Wheels, pipx, Poetry, and Hatch

Fast-forward to 2023: There are wheels. And Poetry, Hatch, pipx, and even pip perform dependency resolution. Poetry, in particular, is way faster than Conda, is more clear about dependencies, doesn’t seem to throw false positives, and is friendlier to use.

What are wheels?

Python wheels are prebuilt, platform-specific packages which are distributed through PyPi. They can be statically linked with compiled C/C++ libraries. Rdkit was a hold-out, distributing prebuilt packages only for Conda. They now provide wheels under rdkit-pypi.

TL;DR: Stop using Conda. If needed, install mambaforge. See this Mambaforge setup guide

A nice build

It took me an unacceptable number of hours and commits. I’d change, push, wait for CI failures, and repeat.
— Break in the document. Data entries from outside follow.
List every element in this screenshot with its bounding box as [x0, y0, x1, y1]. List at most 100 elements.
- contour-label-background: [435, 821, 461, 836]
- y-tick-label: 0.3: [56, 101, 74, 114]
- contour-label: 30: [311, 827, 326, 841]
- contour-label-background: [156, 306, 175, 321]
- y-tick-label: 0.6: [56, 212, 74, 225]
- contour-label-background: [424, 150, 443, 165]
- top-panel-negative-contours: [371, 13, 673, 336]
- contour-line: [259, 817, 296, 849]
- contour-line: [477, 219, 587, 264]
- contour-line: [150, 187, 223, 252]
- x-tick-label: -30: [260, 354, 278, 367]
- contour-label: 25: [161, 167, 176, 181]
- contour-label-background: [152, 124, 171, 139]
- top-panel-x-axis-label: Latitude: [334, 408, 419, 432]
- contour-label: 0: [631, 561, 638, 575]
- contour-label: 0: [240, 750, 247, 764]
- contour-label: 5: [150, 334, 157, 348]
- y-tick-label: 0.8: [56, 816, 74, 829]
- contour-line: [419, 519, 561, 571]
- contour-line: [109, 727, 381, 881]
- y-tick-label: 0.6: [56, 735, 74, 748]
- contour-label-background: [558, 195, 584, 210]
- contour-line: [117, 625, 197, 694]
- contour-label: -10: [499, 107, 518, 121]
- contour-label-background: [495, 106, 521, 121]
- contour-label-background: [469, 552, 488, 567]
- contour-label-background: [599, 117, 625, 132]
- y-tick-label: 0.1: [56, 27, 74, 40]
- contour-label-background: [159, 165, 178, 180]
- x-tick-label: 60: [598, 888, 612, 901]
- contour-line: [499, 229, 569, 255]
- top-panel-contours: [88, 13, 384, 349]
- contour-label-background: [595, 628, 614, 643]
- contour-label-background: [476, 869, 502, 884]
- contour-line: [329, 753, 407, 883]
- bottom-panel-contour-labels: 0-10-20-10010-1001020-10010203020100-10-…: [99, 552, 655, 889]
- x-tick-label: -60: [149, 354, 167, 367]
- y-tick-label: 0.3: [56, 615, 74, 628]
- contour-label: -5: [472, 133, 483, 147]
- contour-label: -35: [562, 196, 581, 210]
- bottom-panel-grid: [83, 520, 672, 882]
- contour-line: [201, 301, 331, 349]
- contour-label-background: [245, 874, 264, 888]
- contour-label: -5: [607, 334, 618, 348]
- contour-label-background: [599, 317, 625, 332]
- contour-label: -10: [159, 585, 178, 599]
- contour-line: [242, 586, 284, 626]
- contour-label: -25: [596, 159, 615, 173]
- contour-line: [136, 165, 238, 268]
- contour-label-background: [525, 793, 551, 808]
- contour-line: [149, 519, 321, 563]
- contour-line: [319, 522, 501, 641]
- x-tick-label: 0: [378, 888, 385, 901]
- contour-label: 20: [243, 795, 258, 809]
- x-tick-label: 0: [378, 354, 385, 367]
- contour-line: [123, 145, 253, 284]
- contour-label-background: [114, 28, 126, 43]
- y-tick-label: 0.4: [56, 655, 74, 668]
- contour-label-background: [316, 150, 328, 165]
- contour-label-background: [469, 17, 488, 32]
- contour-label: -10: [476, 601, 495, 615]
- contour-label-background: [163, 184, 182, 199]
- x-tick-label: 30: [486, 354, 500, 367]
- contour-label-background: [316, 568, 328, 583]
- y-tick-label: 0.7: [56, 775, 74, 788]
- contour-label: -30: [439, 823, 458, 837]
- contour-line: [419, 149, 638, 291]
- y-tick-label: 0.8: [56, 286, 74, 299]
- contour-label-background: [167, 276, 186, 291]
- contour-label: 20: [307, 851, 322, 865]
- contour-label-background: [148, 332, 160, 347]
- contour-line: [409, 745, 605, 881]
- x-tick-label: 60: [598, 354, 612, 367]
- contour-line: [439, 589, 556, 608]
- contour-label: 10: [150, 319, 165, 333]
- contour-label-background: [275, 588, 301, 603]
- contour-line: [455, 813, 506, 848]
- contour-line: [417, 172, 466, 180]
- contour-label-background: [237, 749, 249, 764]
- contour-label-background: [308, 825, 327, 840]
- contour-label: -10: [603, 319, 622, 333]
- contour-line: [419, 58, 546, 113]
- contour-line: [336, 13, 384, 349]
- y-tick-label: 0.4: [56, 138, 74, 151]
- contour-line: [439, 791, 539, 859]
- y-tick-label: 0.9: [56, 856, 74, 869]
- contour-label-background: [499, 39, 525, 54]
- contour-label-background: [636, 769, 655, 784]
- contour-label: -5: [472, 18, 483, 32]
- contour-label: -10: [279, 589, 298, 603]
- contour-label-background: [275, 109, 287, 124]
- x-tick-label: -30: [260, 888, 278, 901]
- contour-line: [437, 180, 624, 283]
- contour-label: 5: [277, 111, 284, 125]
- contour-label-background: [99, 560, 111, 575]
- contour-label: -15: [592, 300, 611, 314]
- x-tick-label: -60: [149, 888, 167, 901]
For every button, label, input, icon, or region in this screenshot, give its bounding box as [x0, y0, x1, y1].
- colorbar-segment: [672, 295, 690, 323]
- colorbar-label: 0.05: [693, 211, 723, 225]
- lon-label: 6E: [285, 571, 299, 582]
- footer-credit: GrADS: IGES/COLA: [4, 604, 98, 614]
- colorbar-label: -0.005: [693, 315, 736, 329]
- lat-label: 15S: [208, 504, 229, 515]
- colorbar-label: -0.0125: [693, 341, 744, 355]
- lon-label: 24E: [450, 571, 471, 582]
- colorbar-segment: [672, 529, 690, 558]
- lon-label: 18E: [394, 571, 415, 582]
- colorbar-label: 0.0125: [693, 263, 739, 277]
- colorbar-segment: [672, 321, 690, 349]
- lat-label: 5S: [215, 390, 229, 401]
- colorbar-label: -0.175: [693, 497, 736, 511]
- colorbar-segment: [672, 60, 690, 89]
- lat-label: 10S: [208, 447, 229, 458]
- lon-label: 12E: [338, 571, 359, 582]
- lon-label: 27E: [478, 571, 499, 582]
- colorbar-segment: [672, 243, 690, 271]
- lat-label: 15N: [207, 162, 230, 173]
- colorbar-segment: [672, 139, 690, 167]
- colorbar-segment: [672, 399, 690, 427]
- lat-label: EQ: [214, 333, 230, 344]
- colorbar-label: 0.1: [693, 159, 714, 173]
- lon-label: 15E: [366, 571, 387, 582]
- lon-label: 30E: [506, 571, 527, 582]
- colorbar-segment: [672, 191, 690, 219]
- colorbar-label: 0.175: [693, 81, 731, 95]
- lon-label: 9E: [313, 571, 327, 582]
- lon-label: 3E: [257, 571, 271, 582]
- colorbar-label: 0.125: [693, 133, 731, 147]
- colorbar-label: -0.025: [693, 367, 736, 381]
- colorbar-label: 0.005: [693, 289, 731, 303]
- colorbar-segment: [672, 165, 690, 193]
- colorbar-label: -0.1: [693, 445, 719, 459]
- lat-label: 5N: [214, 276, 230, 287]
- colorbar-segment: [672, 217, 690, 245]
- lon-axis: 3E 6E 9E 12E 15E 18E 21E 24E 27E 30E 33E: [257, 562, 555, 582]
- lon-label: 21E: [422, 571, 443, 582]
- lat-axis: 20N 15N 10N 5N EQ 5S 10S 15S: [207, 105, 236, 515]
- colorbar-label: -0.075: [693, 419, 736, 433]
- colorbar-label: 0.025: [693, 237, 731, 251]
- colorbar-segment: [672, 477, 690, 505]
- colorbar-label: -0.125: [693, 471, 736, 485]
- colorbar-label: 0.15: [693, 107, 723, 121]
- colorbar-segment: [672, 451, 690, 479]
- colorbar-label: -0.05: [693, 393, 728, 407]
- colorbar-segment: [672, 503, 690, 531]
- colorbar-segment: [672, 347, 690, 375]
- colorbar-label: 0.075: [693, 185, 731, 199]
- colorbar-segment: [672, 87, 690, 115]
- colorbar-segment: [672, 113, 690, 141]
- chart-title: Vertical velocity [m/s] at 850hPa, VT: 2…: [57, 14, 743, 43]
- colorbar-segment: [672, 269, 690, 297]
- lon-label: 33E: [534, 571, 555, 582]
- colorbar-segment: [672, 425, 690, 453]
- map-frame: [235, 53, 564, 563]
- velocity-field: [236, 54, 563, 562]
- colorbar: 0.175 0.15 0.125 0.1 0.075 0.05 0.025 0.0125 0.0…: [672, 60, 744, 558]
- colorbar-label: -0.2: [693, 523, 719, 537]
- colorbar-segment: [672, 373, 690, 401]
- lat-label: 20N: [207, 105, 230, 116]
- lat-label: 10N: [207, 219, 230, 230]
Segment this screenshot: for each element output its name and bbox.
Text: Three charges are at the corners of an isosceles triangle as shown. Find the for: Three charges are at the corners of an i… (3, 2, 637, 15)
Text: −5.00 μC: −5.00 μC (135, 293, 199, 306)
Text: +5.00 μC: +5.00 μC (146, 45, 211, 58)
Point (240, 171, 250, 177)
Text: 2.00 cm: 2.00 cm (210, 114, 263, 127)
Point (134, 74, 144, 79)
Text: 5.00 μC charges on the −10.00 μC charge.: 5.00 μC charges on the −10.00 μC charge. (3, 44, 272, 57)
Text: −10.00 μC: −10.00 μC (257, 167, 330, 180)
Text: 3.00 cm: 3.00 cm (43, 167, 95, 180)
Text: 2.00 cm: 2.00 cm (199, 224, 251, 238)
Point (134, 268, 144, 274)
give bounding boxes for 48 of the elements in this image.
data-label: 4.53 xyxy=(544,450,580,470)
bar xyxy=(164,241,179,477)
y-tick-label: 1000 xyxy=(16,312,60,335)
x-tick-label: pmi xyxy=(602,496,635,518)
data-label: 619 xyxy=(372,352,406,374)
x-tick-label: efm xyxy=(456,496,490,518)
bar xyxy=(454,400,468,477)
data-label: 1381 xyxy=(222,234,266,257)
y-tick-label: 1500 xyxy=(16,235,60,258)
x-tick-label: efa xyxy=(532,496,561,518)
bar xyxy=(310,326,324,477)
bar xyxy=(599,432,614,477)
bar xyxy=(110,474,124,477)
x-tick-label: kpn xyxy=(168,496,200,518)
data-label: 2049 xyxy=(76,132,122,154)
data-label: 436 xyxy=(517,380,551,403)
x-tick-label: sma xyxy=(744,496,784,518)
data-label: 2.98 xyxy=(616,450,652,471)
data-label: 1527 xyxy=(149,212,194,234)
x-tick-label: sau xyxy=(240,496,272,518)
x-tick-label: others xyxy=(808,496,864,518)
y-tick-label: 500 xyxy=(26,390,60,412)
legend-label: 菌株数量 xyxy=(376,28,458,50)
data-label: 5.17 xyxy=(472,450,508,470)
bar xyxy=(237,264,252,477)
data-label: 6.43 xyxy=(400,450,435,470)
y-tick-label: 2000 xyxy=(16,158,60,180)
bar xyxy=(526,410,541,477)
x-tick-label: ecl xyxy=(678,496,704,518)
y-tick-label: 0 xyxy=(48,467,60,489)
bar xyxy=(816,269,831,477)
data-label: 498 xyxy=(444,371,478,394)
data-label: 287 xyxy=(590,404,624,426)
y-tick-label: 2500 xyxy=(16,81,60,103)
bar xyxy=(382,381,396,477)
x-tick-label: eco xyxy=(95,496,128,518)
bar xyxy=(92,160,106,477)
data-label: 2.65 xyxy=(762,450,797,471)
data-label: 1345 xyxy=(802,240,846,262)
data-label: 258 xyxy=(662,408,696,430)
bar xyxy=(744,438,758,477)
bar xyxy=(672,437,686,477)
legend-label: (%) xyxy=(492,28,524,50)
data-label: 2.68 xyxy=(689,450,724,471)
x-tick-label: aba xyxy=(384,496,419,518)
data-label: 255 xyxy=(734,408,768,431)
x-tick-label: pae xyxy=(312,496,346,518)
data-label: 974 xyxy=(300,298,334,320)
I made the repo public to be used as a template, so that others can avoid that special level of hell.

It uses Hatch, uv, and GitHub actions. It doesn’t contain a setup.py or setup.cfg.

When you push, it builds wheels, sdists, and a Docker image, and runs tests. It lints on commit using pre-commit. When you tag on GitHub, it publishes to PyPi and Docker Hub.